Robotics Made Simple: Playing with LeRobot and SO-101

·Val Kamenski

The latest breakthroughs in LLMs show that AI is rapidly moving into new domains — including robotics. I’ve been following this space closely and often ask myself: how will these new models change the way we train and control robots?

So when I came across the LeRobot project from Hugging Face, I realized it was the perfect chance to “get hands-on with the future.”


What is LeRobot in a nutshell?

LeRobot is a python library designed for learning and controlling real robots. It tackles two major goals:

  • helping beginners quickly get started with experiments,
  • creating a unified way to collect data for training robotics models.

If you’re comfortable with Python, installation is as simple as a pip install — nothing fancy. LeRobot doesn’t require ROS or other heavy frameworks to be installed.

However, if you’re new to Python, I strongly recommend taking at least a basic course on Udemy or any other learning platform. While you can still train and run your robot using command-line interface, going deeper into experiments will be tough without at least beginner-level Python skills.

Where I Started

Out of all the supported robots, I decided to go with the SO-101. It’s simple enough for beginners, and you can even find a handful of YouTube videos showing how others are using it. Unlike more advanced options such as Hope Jr. or production-grade manipulators like the Franka Emika arm (which can cost several thousand dollars), the SO-101 is refreshingly affordable — around $200–400, depending on whether you 3D print and assemble it yourself or order a complete kit.

Playing with MuJoCo was fun for a while, but I wanted to see the SO-101 in real life. Since I didn’t have a 3D printer, I ordered the kit directly from WowRobot. There are a few other places where you can buy it, but I simply liked the design of this website more 🙂 — no other reasons involved.

Honestly, that turned out to be the best choice: instead of getting stuck fighting with simulators, I soon had a real robot moving on my desk.

I ordered the unassembled kit with the follower and leader arms, plus one camera. After about a week of waiting, this box arrived:

SO-101 unboxing

The assembly and calibration process took no more than a single evening — I simply followed the official guide. Just be patient and don’t rush through the steps.

Of course, I did run into a few issues. At first, I assembled the gripper incorrectly, which caused the calibration process to fail — that’s why my follower arm behaved strangely. After a few deep breaths and a careful check, I found the mistake, reassembled the robot, recalibrated it, and everything started working correctly.

On Linux, there was another small hurdle: it wasn’t obvious at first that I needed to run sudo chmod 666 on the USB ports connected to the robot. If you read the documentation carefully you’ll catch this, but it’s easy to miss at the beginning.


What It Looks Like

This is what you end up with after assembly: the leader and follower arms.

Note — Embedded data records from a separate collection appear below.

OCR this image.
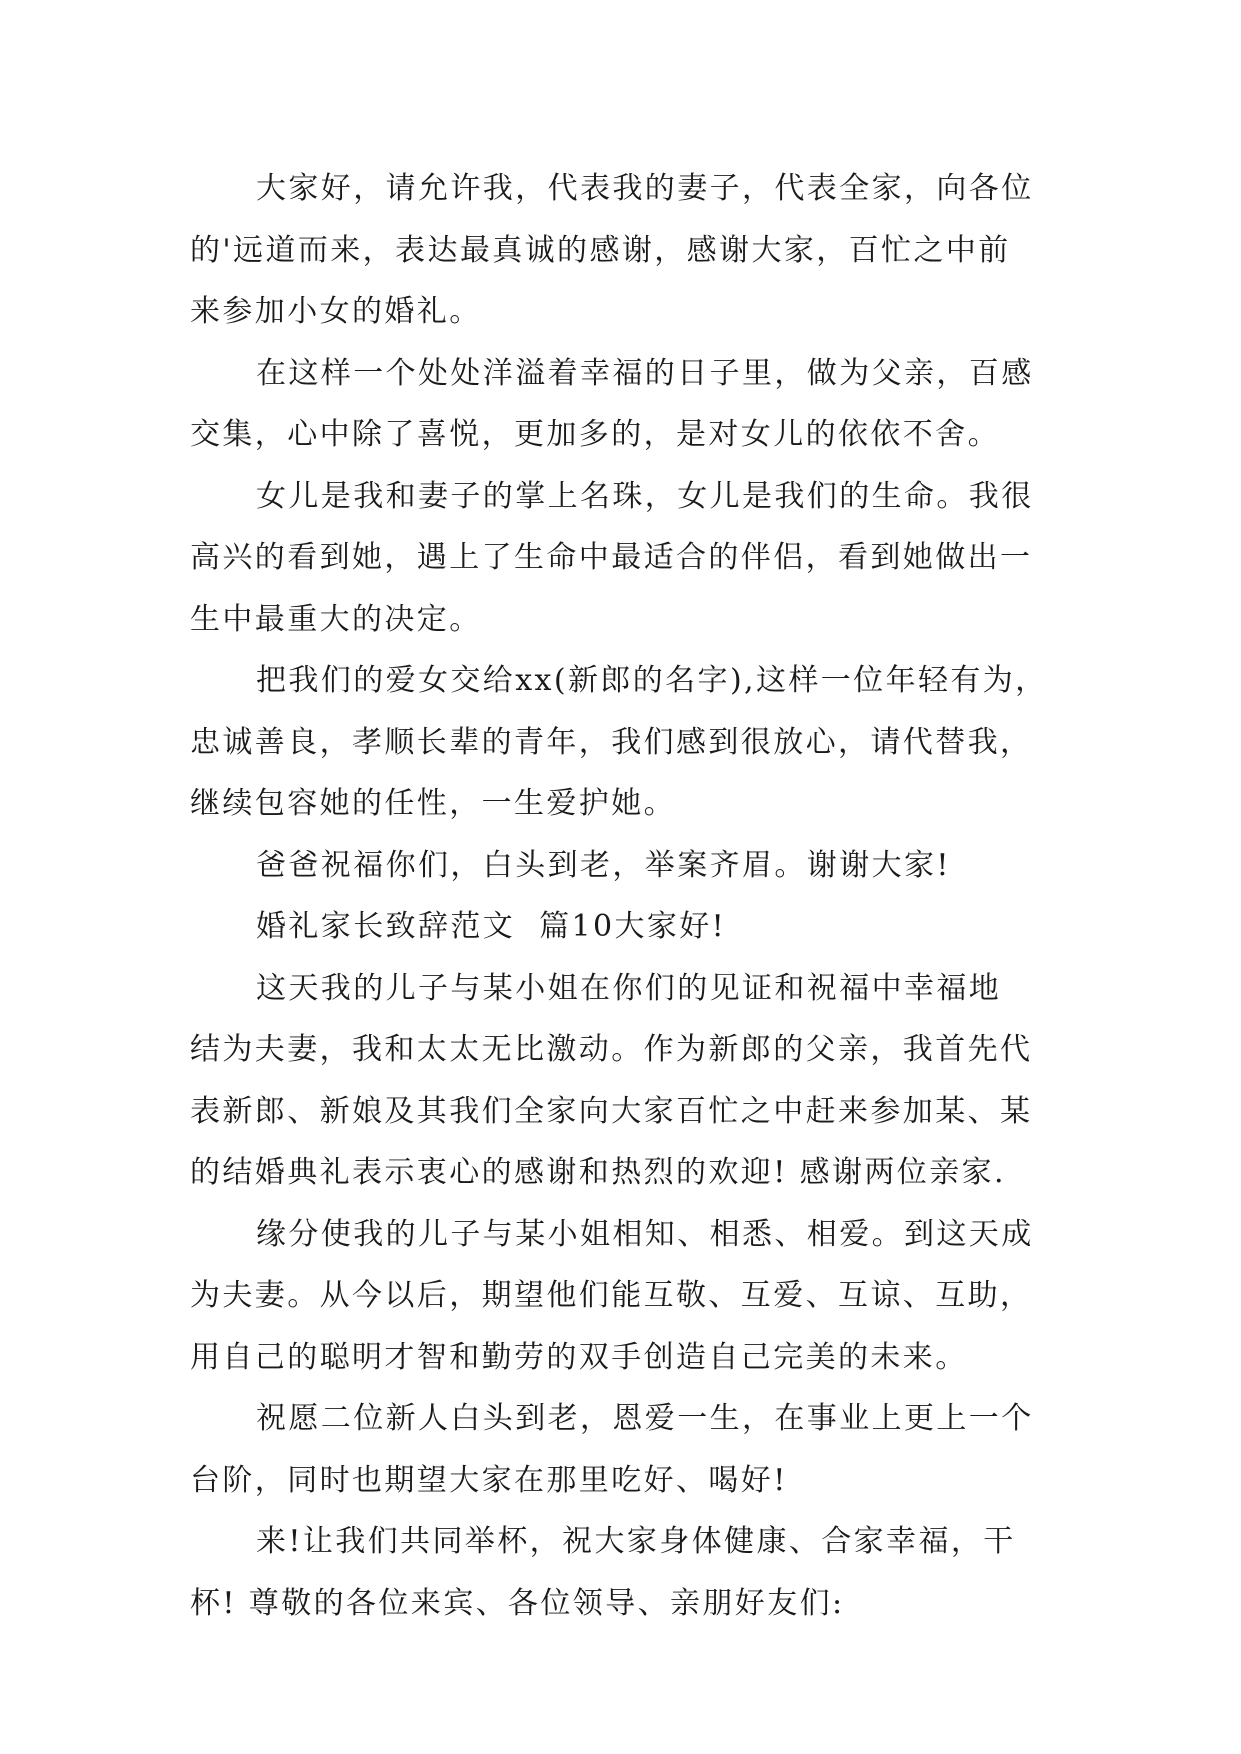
大家好，请允许我，代表我的妻子，代表全家，向各位
的'远道而来，表达最真诚的感谢，感谢大家，百忙之中前
来参加小女的婚礼。
在这样一个处处洋溢着幸福的日子里，做为父亲，百感
交集，心中除了喜悦，更加多的，是对女儿的依依不舍。
女儿是我和妻子的掌上名珠，女儿是我们的生命。我很
高兴的看到她，遇上了生命中最适合的伴侣，看到她做出一
生中最重大的决定。
把我们的爱女交给xx(新郎的名字),这样一位年轻有为，
忠诚善良，孝顺长辈的青年，我们感到很放心，请代替我，
继续包容她的任性，一生爱护她。
爸爸祝福你们，白头到老，举案齐眉。谢谢大家!
婚礼家长致辞范文  篇10大家好!
这天我的儿子与某小姐在你们的见证和祝福中幸福地
结为夫妻，我和太太无比激动。作为新郎的父亲，我首先代
表新郎、新娘及其我们全家向大家百忙之中赶来参加某、某
的结婚典礼表示衷心的感谢和热烈的欢迎! 感谢两位亲家.
缘分使我的儿子与某小姐相知、相悉、相爱。到这天成
为夫妻。从今以后，期望他们能互敬、互爱、互谅、互助，
用自己的聪明才智和勤劳的双手创造自己完美的未来。
祝愿二位新人白头到老，恩爱一生，在事业上更上一个
台阶，同时也期望大家在那里吃好、喝好!
来!让我们共同举杯，祝大家身体健康、合家幸福，干
杯! 尊敬的各位来宾、各位领导、亲朋好友们:
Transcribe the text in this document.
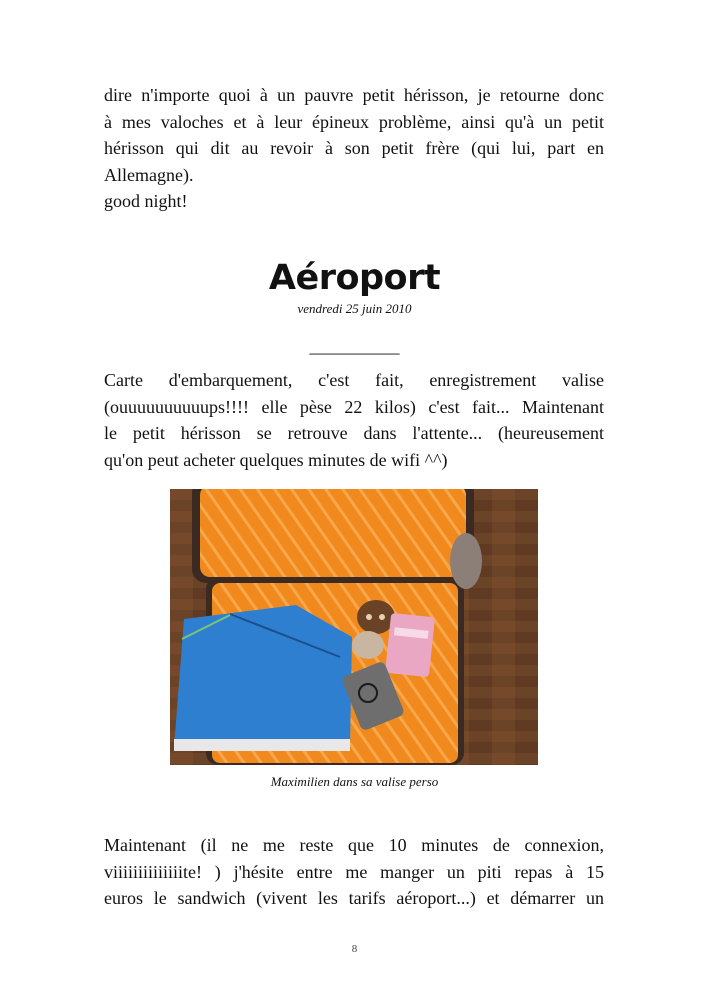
dire n'importe quoi à un pauvre petit hérisson, je retourne donc
à mes valoches et à leur épineux problème, ainsi qu'à un petit
hérisson qui dit au revoir à son petit frère (qui lui, part en
Allemagne).
good night!
Aéroport

vendredi 25 juin 2010

__________

Carte d'embarquement, c'est fait, enregistrement valise
(ouuuuuuuuuups!!!! elle pèse 22 kilos) c'est fait... Maintenant
le petit hérisson se retrouve dans l'attente... (heureusement
qu'on peut acheter quelques minutes de wifi ^^)

Maximilien dans sa valise perso

Maintenant (il ne me reste que 10 minutes de connexion,
viiiiiiiiiiiiiite! ) j'hésite entre me manger un piti repas à 15
euros le sandwich (vivent les tarifs aéroport...) et démarrer un

8
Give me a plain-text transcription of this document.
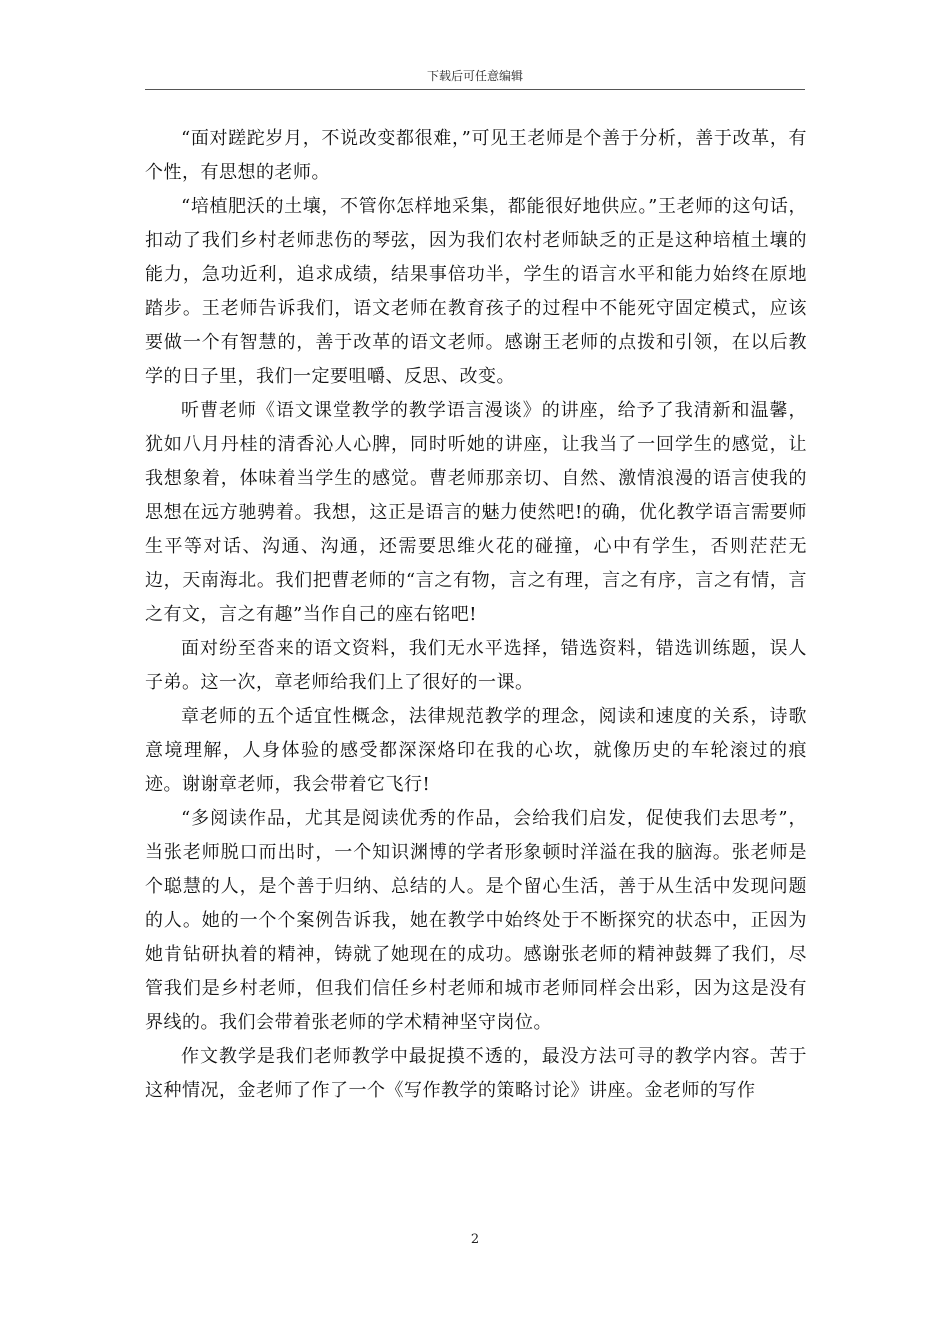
下载后可任意编辑

“面对蹉跎岁月，不说改变都很难，”可见王老师是个善于分析，善于改革，有个性，有思想的老师。

“培植肥沃的土壤，不管你怎样地采集，都能很好地供应。”王老师的这句话，扣动了我们乡村老师悲伤的琴弦，因为我们农村老师缺乏的正是这种培植土壤的能力，急功近利，追求成绩，结果事倍功半，学生的语言水平和能力始终在原地踏步。王老师告诉我们，语文老师在教育孩子的过程中不能死守固定模式，应该要做一个有智慧的，善于改革的语文老师。感谢王老师的点拨和引领，在以后教学的日子里，我们一定要咀嚼、反思、改变。

听曹老师《语文课堂教学的教学语言漫谈》的讲座，给予了我清新和温馨，犹如八月丹桂的清香沁人心脾，同时听她的讲座，让我当了一回学生的感觉，让我想象着，体味着当学生的感觉。曹老师那亲切、自然、激情浪漫的语言使我的思想在远方驰骋着。我想，这正是语言的魅力使然吧!的确，优化教学语言需要师生平等对话、沟通、沟通，还需要思维火花的碰撞，心中有学生，否则茫茫无边，天南海北。我们把曹老师的“言之有物，言之有理，言之有序，言之有情，言之有文，言之有趣”当作自己的座右铭吧!

面对纷至沓来的语文资料，我们无水平选择，错选资料，错选训练题，误人子弟。这一次，章老师给我们上了很好的一课。

章老师的五个适宜性概念，法律规范教学的理念，阅读和速度的关系，诗歌意境理解，人身体验的感受都深深烙印在我的心坎，就像历史的车轮滚过的痕迹。谢谢章老师，我会带着它飞行!

“多阅读作品，尤其是阅读优秀的作品，会给我们启发，促使我们去思考”，当张老师脱口而出时，一个知识渊博的学者形象顿时洋溢在我的脑海。张老师是个聪慧的人，是个善于归纳、总结的人。是个留心生活，善于从生活中发现问题的人。她的一个个案例告诉我，她在教学中始终处于不断探究的状态中，正因为她肯钻研执着的精神，铸就了她现在的成功。感谢张老师的精神鼓舞了我们，尽管我们是乡村老师，但我们信任乡村老师和城市老师同样会出彩，因为这是没有界线的。我们会带着张老师的学术精神坚守岗位。

作文教学是我们老师教学中最捉摸不透的，最没方法可寻的教学内容。苦于这种情况，金老师了作了一个《写作教学的策略讨论》讲座。金老师的写作

2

Leader arm — the arm you use to control the robot, almost like a joystick:

Follower arm — the actual robot that carries out and follows your instructions:


Setup Tips

Both arms connect directly to your computer via USB ports — no Raspberry Pi or Arduino required. Still, your computer setup matters:

  • A dedicated GPU will make your life much easier (I treated myself to the insanely pricey RTX 5090). You can run and train smaller models (like ACT) on a MacBook, but training larger models such as NVIDIA GR00T N 1.5 or SmolVLA is practically impossible since most libraries only support CUDA. You could try Google Colab or RunPod, but I found it inconvenient to always be hunting for available GPUs. Plus, later on you’ll likely want to experiment with NVIDIA Isaac Sim and Isaac Lab — and cloud rentals won’t help there. So if you plan to stick with this hobby, investing in something like an RTX 4090 (or better) will save you a lot of frustration.

  • From my experience, a bare-metal installation of Ubuntu 24.04 (Linux) caused the fewest headaches. You can run LeRobot on macOS, Windows, WSL, or even Docker, but I’ve seen many people run into problems there. In the long run, you’ll find that most robotics and ai libraries treat Linux as their primary, tier-one platform.

  • If possible, set up a dedicated table for this hobby. Ideally, place the leader and follower arms so you can’t directly see the follower while recording datasets — instead, observe it through the robot’s webcams (I’ll cover this more in future articles).


Wrapping Up

If you reach this stage and have a fully assembled robot, my advice is to start with teleoperation and then explore the SmolVLA model for your first experiments.

Don’t expect a magic solution where you just type a prompt and the robot instantly performs pick-and-place. You’ll need to train the model before it can do that. You may also need an extra front-view camera, but after a few evenings of experimentation you’ll start getting results like this:

Have fun building, experimenting, and learning!